I can tell you several things for SURE.
Doing development work during the FRC season is very demanding. I would tend to warn against it.
Doing development work in the off-season is fantastic. It helps build a great team. It hones skills. It helps build ‘public value’ if you promote it.
It isn’t quite clear to me yet what will ‘clear the bar’ in terms of how developed and tested the idea has to be.
I do not see anything, nor to I expect to see anything that says that it needs to be done during the build season. FIRST has been telegraphing loudly the desire to showcase ‘outside of FIRST competition’ innovation for at least 7 months. My guess is they received limited responses to their inquiries over that time. I think they would be pleased to see teams working during the off-season to promote invention, innovation, and creating ‘public value’ for FIRST programs.
About two years ago I had an opportunity to meet with Dean and talk about the topic of ‘going outside of FIRST’ with other types of innovation. At the time I was frustrated a little with our inability to get other FIRST’ers to ‘get it’ especially in light of our success in the rest of the world ‘getting it’. Dean was emphatic that he ‘got it’ and just keep doing what we do best.
I’m just reading the tea leaves here but from reading the inquiries sent to all teams over the past year, Dean’s comment to me and other, and the selection of Jon Dudas as the new FIRST president, and his role as past head of USPTO, it doesn’t surprise me that this award is now in existence. It just took a little longer than expected. But that doesn’t matter. It is here now.
Take the long view. Go for it now, Go for it later. Have fun inventing.
wow. thats pretty amazing. i wish i was more aware of this and maybe could have even started something familiar in my area.

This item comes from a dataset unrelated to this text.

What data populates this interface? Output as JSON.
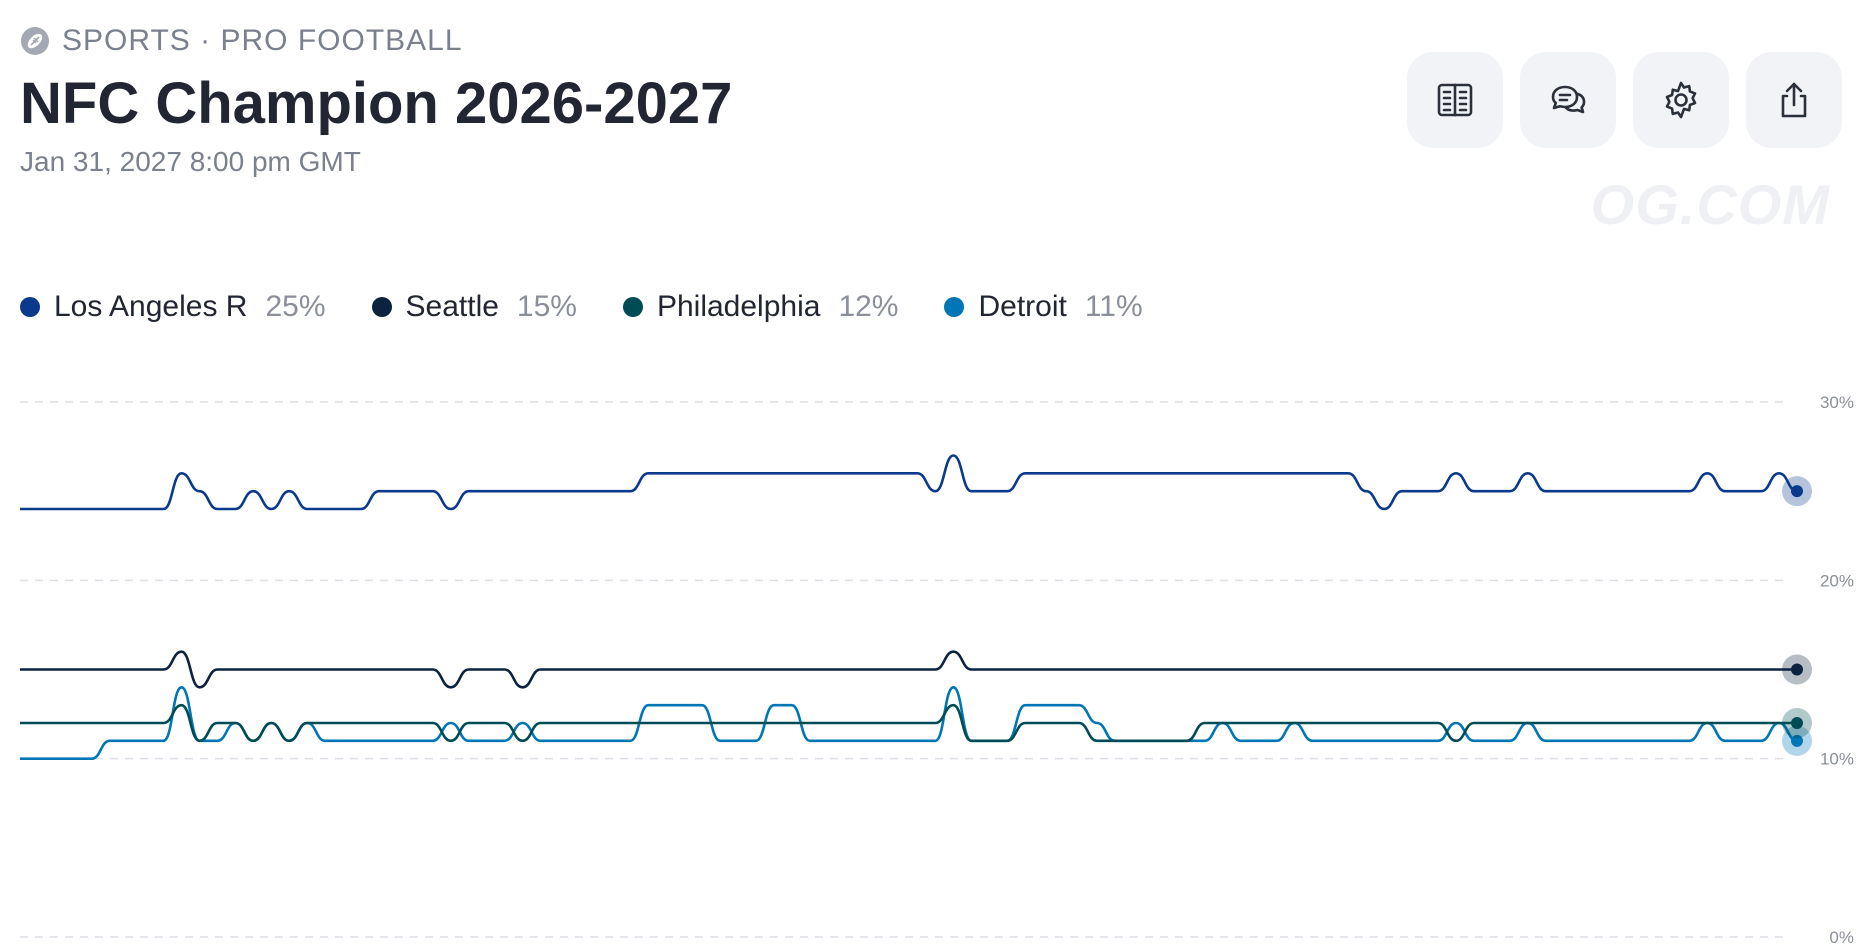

I’ve had some ideas on my team doing workshops for new teams and new robotics members. but this makes it official and allows you to do a lot of interesting things. your team really took robotics to the next level and that is simply amazing. more teams should follow your lead in R&D.
The award was pilot tested in northern California last year. Team 254 won the award for their t-shirt cannon robot, Shockwave. For teams that have had side projects during the preseason, like prototype drivetrains. This would be an excellent opportunity to see if something you came up with is patent-able.

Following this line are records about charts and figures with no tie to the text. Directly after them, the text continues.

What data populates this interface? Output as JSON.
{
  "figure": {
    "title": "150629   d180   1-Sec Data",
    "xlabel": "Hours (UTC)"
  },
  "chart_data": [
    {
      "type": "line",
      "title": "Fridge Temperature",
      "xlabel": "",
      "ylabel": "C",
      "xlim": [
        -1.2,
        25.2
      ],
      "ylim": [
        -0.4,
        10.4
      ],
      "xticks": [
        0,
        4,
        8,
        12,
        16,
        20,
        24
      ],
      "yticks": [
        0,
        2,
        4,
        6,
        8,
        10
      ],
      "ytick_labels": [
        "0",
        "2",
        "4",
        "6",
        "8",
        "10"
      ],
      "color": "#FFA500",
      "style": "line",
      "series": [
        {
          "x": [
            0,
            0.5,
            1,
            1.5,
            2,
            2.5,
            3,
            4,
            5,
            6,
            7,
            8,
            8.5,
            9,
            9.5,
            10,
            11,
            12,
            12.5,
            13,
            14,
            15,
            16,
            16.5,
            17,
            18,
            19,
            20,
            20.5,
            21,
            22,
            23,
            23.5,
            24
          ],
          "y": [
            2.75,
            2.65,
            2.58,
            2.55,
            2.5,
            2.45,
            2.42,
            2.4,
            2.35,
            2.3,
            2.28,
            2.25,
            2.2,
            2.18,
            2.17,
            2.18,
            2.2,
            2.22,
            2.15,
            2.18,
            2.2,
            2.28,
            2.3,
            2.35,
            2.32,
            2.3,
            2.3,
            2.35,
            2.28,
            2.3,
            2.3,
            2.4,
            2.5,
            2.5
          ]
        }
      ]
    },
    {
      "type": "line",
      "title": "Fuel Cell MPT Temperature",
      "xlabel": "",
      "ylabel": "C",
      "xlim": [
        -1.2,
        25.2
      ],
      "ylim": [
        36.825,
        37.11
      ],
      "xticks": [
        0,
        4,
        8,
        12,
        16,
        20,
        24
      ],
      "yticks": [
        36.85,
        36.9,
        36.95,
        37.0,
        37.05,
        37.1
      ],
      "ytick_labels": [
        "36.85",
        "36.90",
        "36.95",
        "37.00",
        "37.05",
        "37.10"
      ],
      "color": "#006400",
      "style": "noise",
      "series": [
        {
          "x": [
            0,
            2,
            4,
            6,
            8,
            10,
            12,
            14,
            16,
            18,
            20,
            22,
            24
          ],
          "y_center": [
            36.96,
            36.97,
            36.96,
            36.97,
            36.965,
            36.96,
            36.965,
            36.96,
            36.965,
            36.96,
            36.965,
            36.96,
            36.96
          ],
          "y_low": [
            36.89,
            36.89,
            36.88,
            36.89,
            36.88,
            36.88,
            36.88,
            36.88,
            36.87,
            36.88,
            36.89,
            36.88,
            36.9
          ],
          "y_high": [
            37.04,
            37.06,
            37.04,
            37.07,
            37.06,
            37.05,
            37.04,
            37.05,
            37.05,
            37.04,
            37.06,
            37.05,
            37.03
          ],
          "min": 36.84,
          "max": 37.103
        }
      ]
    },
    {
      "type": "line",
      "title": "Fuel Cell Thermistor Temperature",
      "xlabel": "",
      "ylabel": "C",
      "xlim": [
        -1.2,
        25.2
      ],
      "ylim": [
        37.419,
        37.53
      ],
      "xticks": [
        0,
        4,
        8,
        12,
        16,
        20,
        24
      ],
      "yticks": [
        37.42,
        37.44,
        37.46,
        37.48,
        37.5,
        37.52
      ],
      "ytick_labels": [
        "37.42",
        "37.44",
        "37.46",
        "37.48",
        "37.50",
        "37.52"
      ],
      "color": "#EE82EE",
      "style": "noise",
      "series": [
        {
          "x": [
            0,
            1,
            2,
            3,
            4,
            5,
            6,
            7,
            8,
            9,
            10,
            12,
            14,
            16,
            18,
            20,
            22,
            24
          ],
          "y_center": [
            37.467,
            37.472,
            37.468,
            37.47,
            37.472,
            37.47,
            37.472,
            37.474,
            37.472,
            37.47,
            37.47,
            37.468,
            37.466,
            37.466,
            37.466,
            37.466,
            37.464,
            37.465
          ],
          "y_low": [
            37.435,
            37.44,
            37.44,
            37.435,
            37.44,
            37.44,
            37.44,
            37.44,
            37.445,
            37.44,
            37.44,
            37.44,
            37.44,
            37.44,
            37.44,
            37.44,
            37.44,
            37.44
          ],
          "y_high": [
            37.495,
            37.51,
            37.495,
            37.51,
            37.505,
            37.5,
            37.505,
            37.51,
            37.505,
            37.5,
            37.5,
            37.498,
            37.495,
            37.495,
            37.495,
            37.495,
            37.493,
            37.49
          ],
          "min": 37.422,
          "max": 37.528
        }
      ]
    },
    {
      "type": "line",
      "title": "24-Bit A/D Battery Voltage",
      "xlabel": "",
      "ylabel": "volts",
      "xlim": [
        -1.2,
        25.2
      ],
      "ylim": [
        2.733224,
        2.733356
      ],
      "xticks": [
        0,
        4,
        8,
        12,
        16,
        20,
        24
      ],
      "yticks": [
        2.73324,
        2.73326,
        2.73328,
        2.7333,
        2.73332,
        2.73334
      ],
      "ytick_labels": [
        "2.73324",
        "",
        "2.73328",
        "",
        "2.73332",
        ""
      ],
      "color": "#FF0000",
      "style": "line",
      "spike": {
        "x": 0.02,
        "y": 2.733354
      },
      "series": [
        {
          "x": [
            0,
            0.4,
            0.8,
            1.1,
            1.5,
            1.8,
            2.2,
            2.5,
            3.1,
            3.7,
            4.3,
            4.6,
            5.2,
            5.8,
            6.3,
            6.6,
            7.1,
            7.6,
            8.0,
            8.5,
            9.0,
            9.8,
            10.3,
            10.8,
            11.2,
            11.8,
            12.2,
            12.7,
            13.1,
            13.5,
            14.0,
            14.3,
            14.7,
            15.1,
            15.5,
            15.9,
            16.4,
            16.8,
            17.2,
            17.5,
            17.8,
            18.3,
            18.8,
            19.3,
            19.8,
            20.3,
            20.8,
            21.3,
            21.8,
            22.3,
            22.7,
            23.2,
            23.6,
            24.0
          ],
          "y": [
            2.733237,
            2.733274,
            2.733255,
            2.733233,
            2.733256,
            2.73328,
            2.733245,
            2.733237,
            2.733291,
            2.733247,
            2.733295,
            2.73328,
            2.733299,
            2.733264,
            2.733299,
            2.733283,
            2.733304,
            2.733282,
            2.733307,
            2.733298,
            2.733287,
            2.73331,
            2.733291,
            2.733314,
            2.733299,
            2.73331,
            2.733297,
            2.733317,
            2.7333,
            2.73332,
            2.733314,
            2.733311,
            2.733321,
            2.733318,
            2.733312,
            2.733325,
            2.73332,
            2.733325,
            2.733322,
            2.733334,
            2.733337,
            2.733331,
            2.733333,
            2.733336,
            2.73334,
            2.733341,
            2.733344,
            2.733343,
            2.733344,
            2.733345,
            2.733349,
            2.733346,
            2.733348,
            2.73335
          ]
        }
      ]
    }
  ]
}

Plus a team does not have to enter. maybe a student on the team had a really cool science project. I am going to ask around my team, you never know if someone has something they might want to enter. A couple weeks ago, I found out two of my students are planning on releasing an android app.
Also, the award goes to the team, but the patent goes to the inventor. Its win-win to ask around to see if someone has something.